The Delhi High Court on Friday said it is paramount that cases under the Unlawful Activities (Prevention) Act are tried expeditiously and sought its administration’s stand on streamlining their quick disposal before the special designated courts here.
Justice Mukta Gupta stated that it was for the high court authorities to consider the issue of expeditious disposal of Unlawful Activities (Prevention) Act (UAPA) cases and make appropriate recommendations for establishing exclusive courts for their trial.
It is for the high court to decide whether to transfer the cases (from the special designated courts to other courts) or have more courts, said the judge, who was hearing a plea by an accused who sought day-to-day hearing in his National Investigation Agency (NIA) case under UAPA pending before a special NIA court.
The court observed that since the cases under UAPA involved serious offences and foreign nationals, it was not easy for those in custody to secure bail, and noted that it was evident from the high court’s affidavit that trials took a considerable amount of time on account of a large number of accused and witnesses.

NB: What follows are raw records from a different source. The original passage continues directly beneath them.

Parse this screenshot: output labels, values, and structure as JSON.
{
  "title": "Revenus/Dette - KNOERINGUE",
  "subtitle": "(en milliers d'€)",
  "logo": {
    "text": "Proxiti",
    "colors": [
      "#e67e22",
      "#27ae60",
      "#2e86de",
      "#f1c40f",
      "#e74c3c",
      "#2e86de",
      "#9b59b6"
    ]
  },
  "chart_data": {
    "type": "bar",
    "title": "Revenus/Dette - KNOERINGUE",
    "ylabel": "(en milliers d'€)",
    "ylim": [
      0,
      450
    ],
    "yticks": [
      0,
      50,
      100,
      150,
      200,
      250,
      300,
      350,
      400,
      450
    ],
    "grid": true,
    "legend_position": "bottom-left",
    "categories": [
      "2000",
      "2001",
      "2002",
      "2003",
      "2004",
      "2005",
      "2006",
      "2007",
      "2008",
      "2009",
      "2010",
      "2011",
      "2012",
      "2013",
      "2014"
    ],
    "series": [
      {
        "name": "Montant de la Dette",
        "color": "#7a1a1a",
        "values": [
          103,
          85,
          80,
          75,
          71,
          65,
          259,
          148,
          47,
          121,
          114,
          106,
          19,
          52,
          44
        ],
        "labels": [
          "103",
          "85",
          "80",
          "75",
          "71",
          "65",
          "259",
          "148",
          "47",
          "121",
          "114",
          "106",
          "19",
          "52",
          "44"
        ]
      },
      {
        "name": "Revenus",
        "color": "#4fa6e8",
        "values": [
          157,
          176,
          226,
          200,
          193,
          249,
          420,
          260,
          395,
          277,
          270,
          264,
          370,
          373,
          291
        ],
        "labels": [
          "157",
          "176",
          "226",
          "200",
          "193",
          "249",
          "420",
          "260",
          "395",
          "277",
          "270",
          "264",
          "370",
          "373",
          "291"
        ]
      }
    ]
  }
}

There are many accused, ranging from four to 14 and witnesses nearing 100 to 500, and thus trials take considerable time. Further, offences being serious and many times involving foreign nationals, bails are not granted easily and thus it is paramount that offences under UAPA, whether investigated by NIA or Delhi Police special cell, are tried by special designated courts expeditiously which have no other matters listed before it, the court stated.
Further affidavit be filed by the high court indicating the steps taken to streamline expeditious disposal of trials in UAPA cases, the court ordered.
Lawyer Gaurav Agrawal, appearing for the high court, informed that there were two designated special courts for NIA in the city for the trial of UAPA cases and the listing of non-UAPA cases had no impact on the status of UAPA cases.
While only 12 cases were pending before one court and charges were framed in nine of them, there was a slight difficulty with respect to the pendency of UAPA cases in the second designated court on account of the time taken for trials to be concluded, he said.
The lawyer stated that it was not for the high court to pass orders on the establishment of more special courts, to which the court stated that the high court has to consider (if more special courts are required).
The high court will send recommendations (if needed). That is the only purpose. The high court will assess how many courts you need, the court remarked.
The judge stated that issues before her were with respect to the special NIA courts taking up non-UAPA cases and the trial of UAPA cases being probed by the Delhi police before other courts.
In September, the high court administration had stated that as on July 31, total 37 cases pertaining to the National Investigation Agency (NIA) were pending before the two designated courts in the Patiala House Court complex here, that is, a sessions judge and the district and sessions judge.
In the petition filed through lawyer Kartik Murukutla, petitioner Manzar Imam stated that he has been in custody for eight years and there was a delay in trial in his case on account of there being only two designated courts which were also hearing non-NIA cases, including bail matters, other IPC offences and MCOCA matters.
He has contended that all NIA accused were languishing for years on end, in violation of the fundamental right to a speedy trial under Article 21 of the Constitution of India.
The petitioner was arrested in August 2013 pursuant to an NIA case alleging that the members of the Indian Mujahideen, in association with the other IM sleeper cells based in the country and others, were conspiring to commit terrorist acts and making preparation for targeting various important and prominent places of India.
The FIR was registered for the alleged commission of offences under the provisions of UAPA and the Indian Penal Code.
The petitioner has to date been in custody for almost eight years and charges are yet to be framed in the matter. Arguments on charge in the matter began in 2014 itself, but continue to remain pending to date. At the current pace, and with 24 accused persons, it may be fairly anticipated that the trial is likely to take at least another further eight years (as a moderate estimation) before completion, the plea has stated.
The petitioner has sought a direction to ensure that the special courts under the Act deal exclusively with NIA investigated scheduled offences.
The matter would be heard next in February.